A security source reported on Wednesday that Iraqi activist Sheelan Dara Raouf and her parents were killed by unknown individuals in the capital Baghdad.
“Unidentified gunmen have stormed a house in Al-Mansour district, west of Baghdad, on Tuesday evening, and slaughtered the pharmacist Sheelan Dara, and her parents,” said. Baghdad Police Captain Hatem Al-Jabri.
Jabri added the gunmen stole valuables from the house before fleeing and that authorities had opened an investigation into the crime, which preliminary data indicates to have been “motivated by theft.”
By not classifying the case as politically-motivated, Iraqi authorities could be spared further embarrassment over their inability to stop continued assassinations or bring those responsible to justice, as repeatedly promised by Prime Minister Mustafa al-Kadhimi.
Some Iraqi sources believe it is possible the Shia militias are in part motivated by their objective to embarrass Kadhimi, with whom they have a lack of trust.

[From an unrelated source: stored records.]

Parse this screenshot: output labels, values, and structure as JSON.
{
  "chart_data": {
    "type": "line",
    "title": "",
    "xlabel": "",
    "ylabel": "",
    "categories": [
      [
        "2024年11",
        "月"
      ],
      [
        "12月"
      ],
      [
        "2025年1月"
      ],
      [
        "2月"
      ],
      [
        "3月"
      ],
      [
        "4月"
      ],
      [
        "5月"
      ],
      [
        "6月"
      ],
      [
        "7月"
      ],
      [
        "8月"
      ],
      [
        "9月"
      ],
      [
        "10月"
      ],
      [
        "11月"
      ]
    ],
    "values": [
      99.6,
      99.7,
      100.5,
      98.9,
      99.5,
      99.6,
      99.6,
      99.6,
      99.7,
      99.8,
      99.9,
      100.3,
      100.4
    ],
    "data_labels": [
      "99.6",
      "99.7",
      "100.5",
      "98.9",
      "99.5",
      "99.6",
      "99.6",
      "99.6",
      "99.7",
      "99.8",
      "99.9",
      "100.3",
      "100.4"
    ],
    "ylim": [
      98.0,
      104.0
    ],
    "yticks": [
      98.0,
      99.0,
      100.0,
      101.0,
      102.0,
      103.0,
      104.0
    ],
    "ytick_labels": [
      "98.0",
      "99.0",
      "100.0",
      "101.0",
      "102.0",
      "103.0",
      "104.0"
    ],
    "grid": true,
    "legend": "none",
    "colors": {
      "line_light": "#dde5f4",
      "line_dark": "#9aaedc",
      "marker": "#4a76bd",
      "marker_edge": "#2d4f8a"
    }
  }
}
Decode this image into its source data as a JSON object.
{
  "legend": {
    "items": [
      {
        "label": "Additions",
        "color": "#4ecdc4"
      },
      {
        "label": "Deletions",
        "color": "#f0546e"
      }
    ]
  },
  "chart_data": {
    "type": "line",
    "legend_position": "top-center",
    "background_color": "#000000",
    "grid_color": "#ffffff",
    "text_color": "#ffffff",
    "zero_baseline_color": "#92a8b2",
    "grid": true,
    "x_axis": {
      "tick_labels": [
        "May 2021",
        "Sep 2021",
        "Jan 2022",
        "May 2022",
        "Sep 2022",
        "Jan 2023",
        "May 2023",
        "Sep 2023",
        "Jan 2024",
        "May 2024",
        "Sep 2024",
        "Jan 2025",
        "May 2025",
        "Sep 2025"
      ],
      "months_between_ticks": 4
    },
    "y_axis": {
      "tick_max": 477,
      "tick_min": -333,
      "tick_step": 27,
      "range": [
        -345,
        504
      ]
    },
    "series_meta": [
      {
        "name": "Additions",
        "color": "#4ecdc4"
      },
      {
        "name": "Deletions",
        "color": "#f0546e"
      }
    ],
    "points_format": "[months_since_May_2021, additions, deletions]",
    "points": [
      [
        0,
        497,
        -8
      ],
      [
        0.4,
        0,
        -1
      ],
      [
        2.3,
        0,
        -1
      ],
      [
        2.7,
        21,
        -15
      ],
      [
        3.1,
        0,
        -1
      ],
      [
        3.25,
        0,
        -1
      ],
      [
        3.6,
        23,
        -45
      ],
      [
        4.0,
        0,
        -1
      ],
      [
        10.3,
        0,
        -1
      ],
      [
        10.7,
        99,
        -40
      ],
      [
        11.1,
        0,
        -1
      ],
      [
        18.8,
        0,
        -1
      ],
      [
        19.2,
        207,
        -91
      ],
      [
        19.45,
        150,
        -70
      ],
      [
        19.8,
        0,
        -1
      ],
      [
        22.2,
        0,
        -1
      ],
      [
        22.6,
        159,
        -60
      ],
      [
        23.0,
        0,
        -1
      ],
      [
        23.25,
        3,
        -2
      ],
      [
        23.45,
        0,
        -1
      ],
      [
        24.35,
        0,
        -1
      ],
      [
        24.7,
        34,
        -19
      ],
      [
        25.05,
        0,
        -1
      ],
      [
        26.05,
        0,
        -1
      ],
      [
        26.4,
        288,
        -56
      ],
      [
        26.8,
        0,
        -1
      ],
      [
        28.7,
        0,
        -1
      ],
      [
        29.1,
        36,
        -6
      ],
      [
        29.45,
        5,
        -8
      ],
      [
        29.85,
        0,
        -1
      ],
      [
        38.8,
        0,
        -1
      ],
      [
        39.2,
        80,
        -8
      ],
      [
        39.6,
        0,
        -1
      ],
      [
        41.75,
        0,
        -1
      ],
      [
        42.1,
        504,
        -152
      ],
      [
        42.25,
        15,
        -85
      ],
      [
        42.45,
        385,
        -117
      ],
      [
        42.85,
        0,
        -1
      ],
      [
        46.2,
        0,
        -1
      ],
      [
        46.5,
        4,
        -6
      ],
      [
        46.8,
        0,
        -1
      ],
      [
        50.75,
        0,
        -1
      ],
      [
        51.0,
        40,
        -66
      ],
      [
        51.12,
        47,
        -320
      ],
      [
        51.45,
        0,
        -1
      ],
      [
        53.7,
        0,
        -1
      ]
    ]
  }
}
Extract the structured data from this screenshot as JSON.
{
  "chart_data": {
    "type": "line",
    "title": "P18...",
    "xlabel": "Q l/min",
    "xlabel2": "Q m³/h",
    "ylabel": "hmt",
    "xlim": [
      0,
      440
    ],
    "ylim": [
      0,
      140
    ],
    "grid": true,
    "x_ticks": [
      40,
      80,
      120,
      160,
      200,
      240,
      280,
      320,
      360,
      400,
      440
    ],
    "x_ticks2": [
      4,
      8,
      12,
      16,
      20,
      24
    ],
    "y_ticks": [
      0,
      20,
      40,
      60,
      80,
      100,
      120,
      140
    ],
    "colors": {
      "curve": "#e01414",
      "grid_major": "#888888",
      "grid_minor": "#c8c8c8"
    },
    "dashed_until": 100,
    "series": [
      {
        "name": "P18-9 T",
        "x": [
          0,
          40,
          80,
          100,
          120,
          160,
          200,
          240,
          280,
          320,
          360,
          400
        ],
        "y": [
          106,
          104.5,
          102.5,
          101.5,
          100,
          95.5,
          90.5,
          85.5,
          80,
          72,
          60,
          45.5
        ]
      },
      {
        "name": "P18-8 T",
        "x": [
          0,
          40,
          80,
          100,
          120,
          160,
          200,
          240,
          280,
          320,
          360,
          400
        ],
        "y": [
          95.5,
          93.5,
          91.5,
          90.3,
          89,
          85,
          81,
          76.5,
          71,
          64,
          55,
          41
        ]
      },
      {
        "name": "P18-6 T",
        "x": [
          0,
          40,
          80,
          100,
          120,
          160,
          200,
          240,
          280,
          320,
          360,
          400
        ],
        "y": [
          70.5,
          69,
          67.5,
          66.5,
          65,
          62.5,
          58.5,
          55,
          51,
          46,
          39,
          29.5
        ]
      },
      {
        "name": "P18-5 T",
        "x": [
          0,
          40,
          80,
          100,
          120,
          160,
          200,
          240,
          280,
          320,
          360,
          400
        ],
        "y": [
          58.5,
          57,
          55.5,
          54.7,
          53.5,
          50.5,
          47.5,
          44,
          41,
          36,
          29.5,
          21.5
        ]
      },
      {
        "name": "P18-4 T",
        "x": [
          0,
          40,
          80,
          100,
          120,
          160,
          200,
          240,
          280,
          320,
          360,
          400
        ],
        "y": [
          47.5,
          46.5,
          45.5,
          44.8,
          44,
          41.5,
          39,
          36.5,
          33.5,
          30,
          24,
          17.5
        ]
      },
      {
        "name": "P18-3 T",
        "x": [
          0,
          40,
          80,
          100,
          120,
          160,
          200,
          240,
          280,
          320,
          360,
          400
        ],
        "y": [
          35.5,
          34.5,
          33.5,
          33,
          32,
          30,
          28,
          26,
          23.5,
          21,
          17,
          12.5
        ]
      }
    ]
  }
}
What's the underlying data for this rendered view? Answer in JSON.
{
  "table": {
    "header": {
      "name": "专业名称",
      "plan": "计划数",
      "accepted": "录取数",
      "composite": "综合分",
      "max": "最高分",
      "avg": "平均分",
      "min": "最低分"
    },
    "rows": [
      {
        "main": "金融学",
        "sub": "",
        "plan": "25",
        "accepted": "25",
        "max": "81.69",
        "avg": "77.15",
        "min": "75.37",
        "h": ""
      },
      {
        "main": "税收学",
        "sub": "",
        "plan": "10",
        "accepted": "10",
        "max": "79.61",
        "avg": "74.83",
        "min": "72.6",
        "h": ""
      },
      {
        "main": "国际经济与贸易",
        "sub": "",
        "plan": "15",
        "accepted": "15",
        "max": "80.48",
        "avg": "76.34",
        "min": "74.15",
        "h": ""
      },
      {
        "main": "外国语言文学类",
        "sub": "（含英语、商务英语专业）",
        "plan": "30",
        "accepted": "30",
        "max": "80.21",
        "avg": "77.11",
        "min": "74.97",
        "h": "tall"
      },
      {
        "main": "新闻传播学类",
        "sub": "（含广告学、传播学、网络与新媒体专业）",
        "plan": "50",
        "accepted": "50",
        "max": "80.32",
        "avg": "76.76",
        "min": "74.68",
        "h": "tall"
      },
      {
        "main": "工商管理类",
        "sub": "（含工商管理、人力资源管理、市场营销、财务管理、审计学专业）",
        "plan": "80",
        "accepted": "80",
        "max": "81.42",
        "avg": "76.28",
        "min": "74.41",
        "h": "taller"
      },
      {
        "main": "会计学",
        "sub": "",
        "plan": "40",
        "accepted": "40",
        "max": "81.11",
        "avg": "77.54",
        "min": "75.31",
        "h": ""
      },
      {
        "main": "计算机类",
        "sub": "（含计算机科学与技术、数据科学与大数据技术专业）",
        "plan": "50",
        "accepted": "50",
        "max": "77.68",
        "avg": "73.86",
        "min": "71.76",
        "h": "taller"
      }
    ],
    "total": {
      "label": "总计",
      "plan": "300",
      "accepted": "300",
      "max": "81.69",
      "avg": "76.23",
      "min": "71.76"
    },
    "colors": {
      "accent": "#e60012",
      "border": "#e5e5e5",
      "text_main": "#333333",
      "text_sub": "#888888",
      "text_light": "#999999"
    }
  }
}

Many have pointed the finger at Iran-backed militias for the assassinations of critics and protesters, saying they are attempting to intimidate their detractors in order to preserve Iran’s influence.
Raouf, who is of Kurish origins, was a well-known face in the protest movement, activists say, playing a major role in treating the injured during street confrontations in Baghdad between the demonstrators, and policemen and militias
Activists say Raouf was even celebrated as “the paramedic of Tahrir,” a reference to Baghdad’s central Tahrir Square that was the main scene of sit-ins and demonstrations.
Tariq Al-Husseini, an activist in anti-government protests, said the recent attack was aimed to “liquidate Sheelan” (Raouf). He called on the Iraqi government to fulfil its pledge to prosecute those involved in the killing of protesters and activists and bring them to justice.
Other activists, who spoke on condition of anonymity, said Raouf had previously received death threats from unknown people and that her family had been harassed, eventually forcing her to stop participating in protests. The activists said authorities had repeatedly been made aware of the threats against her.
In activists’ testimonies circulated on social media and reported by local Iraqi media, shocking details emerged about the killing of Raouf and her family. Some claimed she had been raped and amputated, which activists say points to the culpability of Shia militias. They accused the militias of committing brutal acts of violence to exact revenge and intimidate activists, especially women who have been active in the popular uprising.
Many political figures reacted to Raouf’s murder, with the Patriotic Union of Kurdistan (PUK) calling on Kadhimi to quickly make public “the circumstances of the heinous crime that was committed in Al Mansour area in Baghdad.”
Second Deputy Speaker of the Iraqi parliament Basheer Haddad described the “brutal” killings as “a treacherous and cowardly act” and called on authorities to “expedite the investigation, find the perpetrators and bring them to justice as soon as possible.”
Kadhimi’s government has pledged to prosecute those involved in the killing of protesters and activists, but none have so far been brought to justice.
In August, there were a series assassination attempts against anti-government protesters, the most violent of which occurred in Basra governorate.
Last week, three activists and two other citizens were killed in Basra. According to local media, other activists survived assassination attempts in Basra and Dhi Qar, south of Baghdad.
According to government figures, 565 protesters and security personnel have been killed since anti-government protests broke out in October last year, among them dozens of activists assassinated by unknown gunmen.
The assassinations have even targeted individuals close to the premier himself. Last July, unidentified gunmen killed security expert Hisham Al-Hashemi, known to be close to Kadhimi, in front of his home in Al Zayouna neighbourhood of the Iraqi capital.
As the toll grows, no assailants have been officially identified, casting doubt on the Iraqi government’s ability to put an end to the crimes.